Thursday 30 December 2010

A painting is not a photograph

We can now capture moments of beauty with cameras that allow us to trap every detail in digital format. Why then attempt to paint beauty if a photograph will do? It's an argument that's essentially been around since the introduction of the camera and is probably more relevant today than ever before, because the quality of photographic imagery is so good. People can take and edit unbelievably good images these days.

For me the answer is that a painting is not a photograph and their superficial similarities are deceptive. Yes, both the painter and the photographer must decide on the composition of their image and make choices about lighting, etc., but there the similarity ends. What may be a great photo will often be an abject failure as a painting. This is not to say that as a painter one will not recognize potential paintings in photographs, because one does. It is just that a photograph can only ever be a starting point for a painting and never the final piece.
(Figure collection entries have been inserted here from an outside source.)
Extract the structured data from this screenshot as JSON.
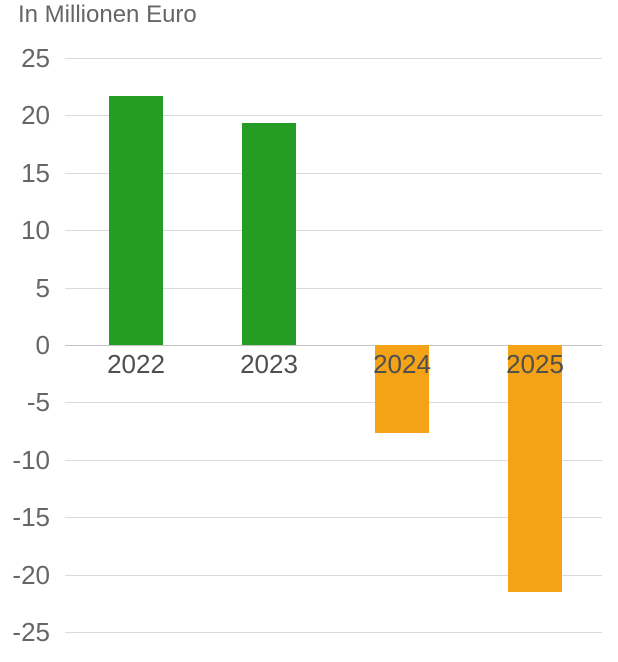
{
  "chart_data": {
    "type": "bar",
    "title": "In Millionen Euro",
    "categories": [
      "2022",
      "2023",
      "2024",
      "2025"
    ],
    "values": [
      21.7,
      19.3,
      -7.7,
      -21.5
    ],
    "xlabel": "",
    "ylabel": "In Millionen Euro",
    "ylim": [
      -25,
      25
    ],
    "yticks": [
      25,
      20,
      15,
      10,
      5,
      0,
      -5,
      -10,
      -15,
      -20,
      -25
    ],
    "grid": true,
    "legend": "none",
    "bar_colors": [
      "#259c24",
      "#259c24",
      "#f4a317",
      "#f4a317"
    ],
    "positive_color": "#259c24",
    "negative_color": "#f4a317",
    "gridline_color": "#dadada",
    "zeroline_color": "#c4c4c4",
    "title_color": "#666666",
    "axis_text_color": "#666666",
    "category_text_color": "#4f4f4f",
    "background_color": "#ffffff"
  }
}
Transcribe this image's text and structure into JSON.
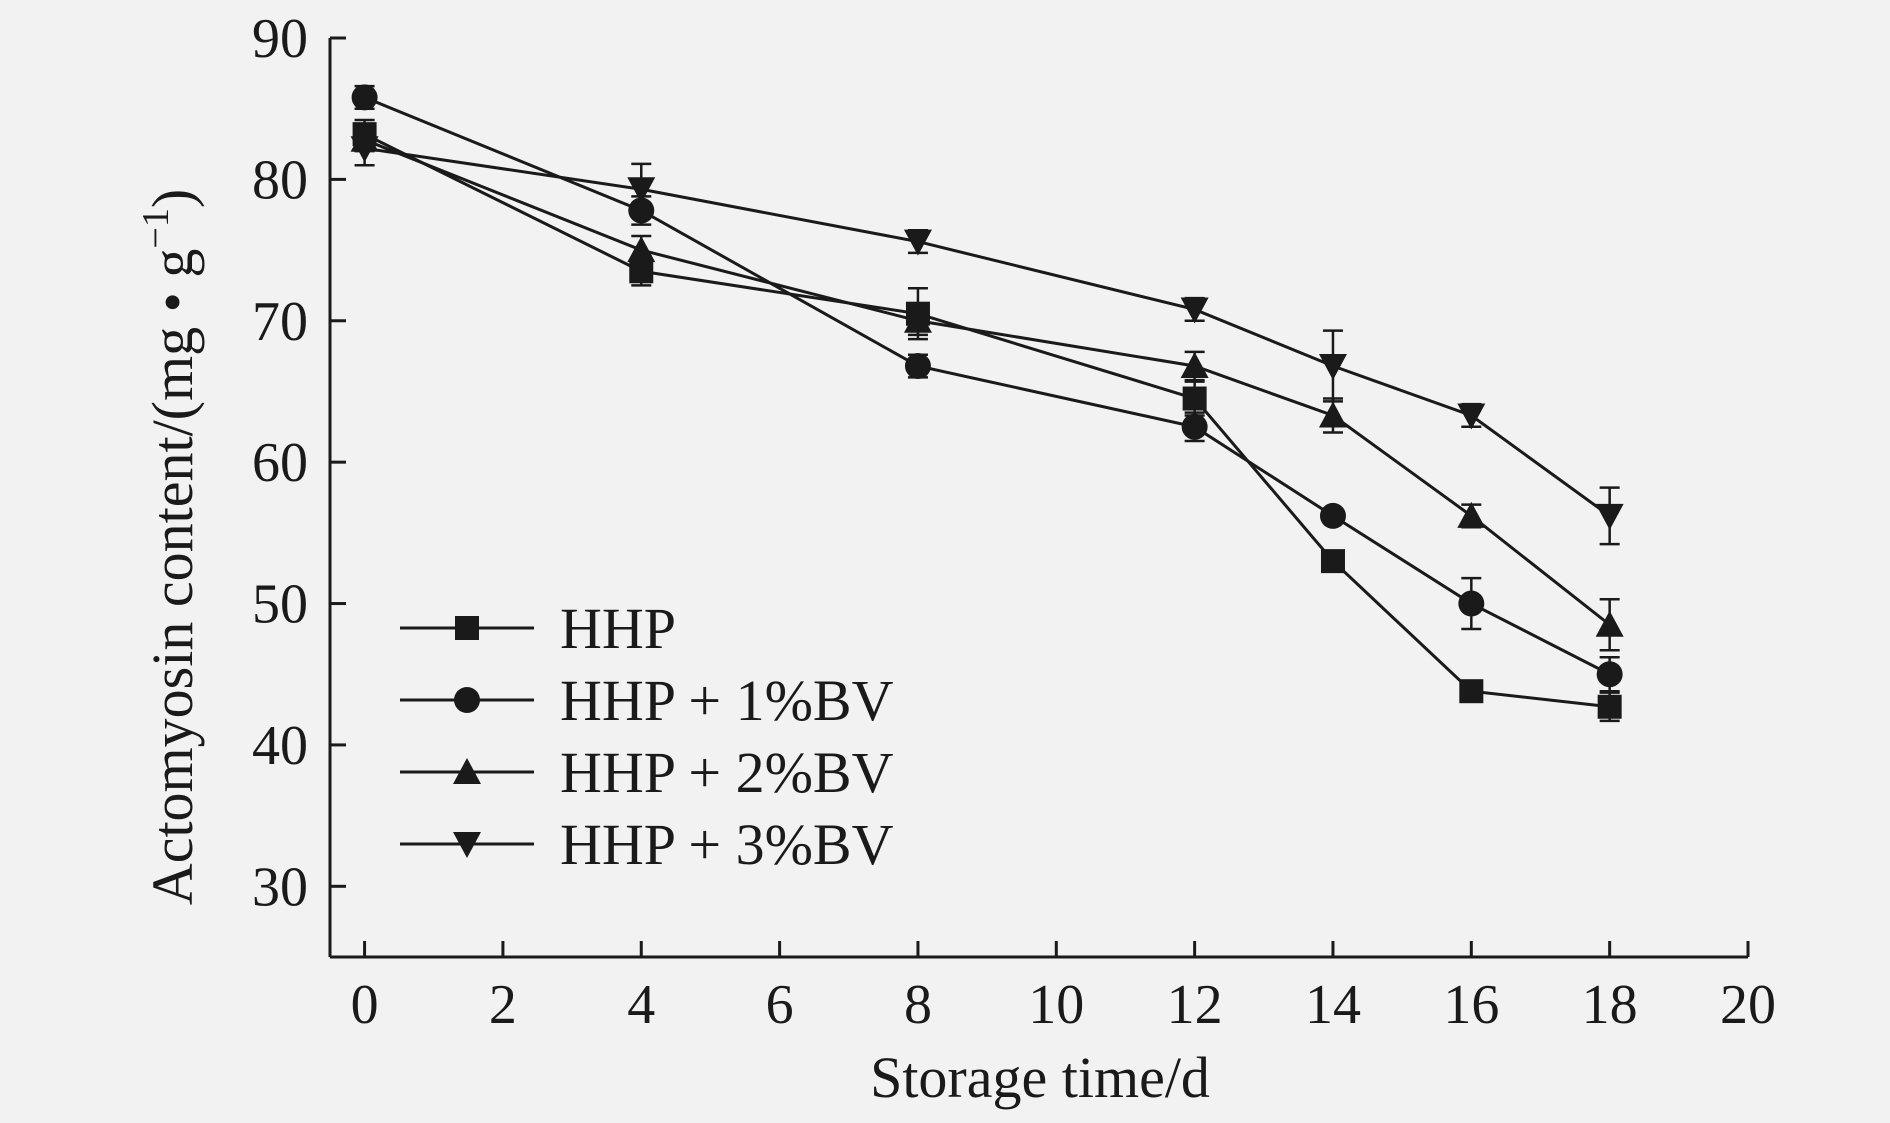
{
  "chart_data": {
    "type": "line",
    "xlabel": "Storage time/d",
    "ylabel": "Actomyosin content/(mg • g",
    "ylabel_sup": "−1",
    "ylabel_close": ")",
    "xlim": [
      -0.5,
      20
    ],
    "ylim": [
      25,
      90
    ],
    "x_ticks": [
      0,
      2,
      4,
      6,
      8,
      10,
      12,
      14,
      16,
      18,
      20
    ],
    "y_ticks": [
      30,
      40,
      50,
      60,
      70,
      80,
      90
    ],
    "x": [
      0,
      4,
      8,
      12,
      14,
      16,
      18
    ],
    "grid": false,
    "legend_position": "bottom-left",
    "series": [
      {
        "name": "HHP",
        "marker": "square",
        "values": [
          83.2,
          73.5,
          70.5,
          64.5,
          53.0,
          43.8,
          42.7
        ],
        "errors": [
          1.0,
          1.0,
          1.8,
          1.2,
          0.5,
          0.5,
          1.0
        ]
      },
      {
        "name": "HHP + 1%BV",
        "marker": "circle",
        "values": [
          85.8,
          77.8,
          66.8,
          62.5,
          56.2,
          50.0,
          45.0
        ],
        "errors": [
          0.8,
          1.0,
          0.8,
          1.0,
          0.5,
          1.8,
          1.2
        ]
      },
      {
        "name": "HHP + 2%BV",
        "marker": "triangle-up",
        "values": [
          82.8,
          75.0,
          70.0,
          66.8,
          63.3,
          56.2,
          48.5
        ],
        "errors": [
          0.8,
          1.0,
          1.0,
          1.0,
          1.2,
          0.8,
          1.8
        ]
      },
      {
        "name": "HHP + 3%BV",
        "marker": "triangle-down",
        "values": [
          82.2,
          79.3,
          75.6,
          70.8,
          66.8,
          63.3,
          56.2
        ],
        "errors": [
          1.2,
          1.8,
          0.8,
          0.8,
          2.5,
          0.8,
          2.0
        ]
      }
    ]
  }
}
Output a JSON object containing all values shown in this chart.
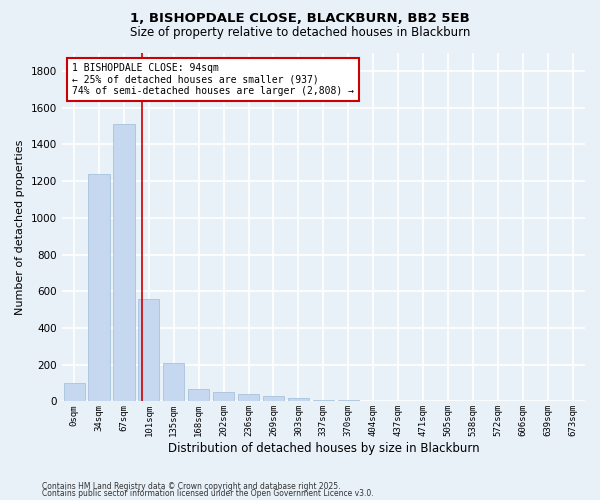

An interesting photo but not something that would make a good painting


A painting of the same horse


Much of my work focuses on horses in motion painted in great detail. Horses are a very complex subject with a difficult anatomy. Yet we all seem to have an almost instinctive understanding of how they should look and when an image is "not quite right". To paint a horse in motion requires the use of photography to truly understand their movements. Before the cinematography of Muybridge in the late 19th century, we had no real idea of how the legs of a horse moved at the faster gaits, and even the best painters of horses would paint them looking like rocking horses if they wanted to show them galloping. Yes, photographs are a huge bonus if you're trying to get it right, but they can also lie. They can flatten and distort causing muscle definition and even bones to seemingly disappear and they can foreshorten so that a head can appear to be growing straight out of a shoulder.

I take thousands of photos of horses in motion, yet I never paint any of them. I use my snapshots, together with my understanding of the horse, as a jumping of point for my work. I may use a particular image as the basis for my composition but there will be numerous other factors, including my memories, that play into the piece as I try to bring the horse to life on the canvas. It is why I have learned to insist that I must see and photograph my subject myself, because a painting is not a photograph and can never be.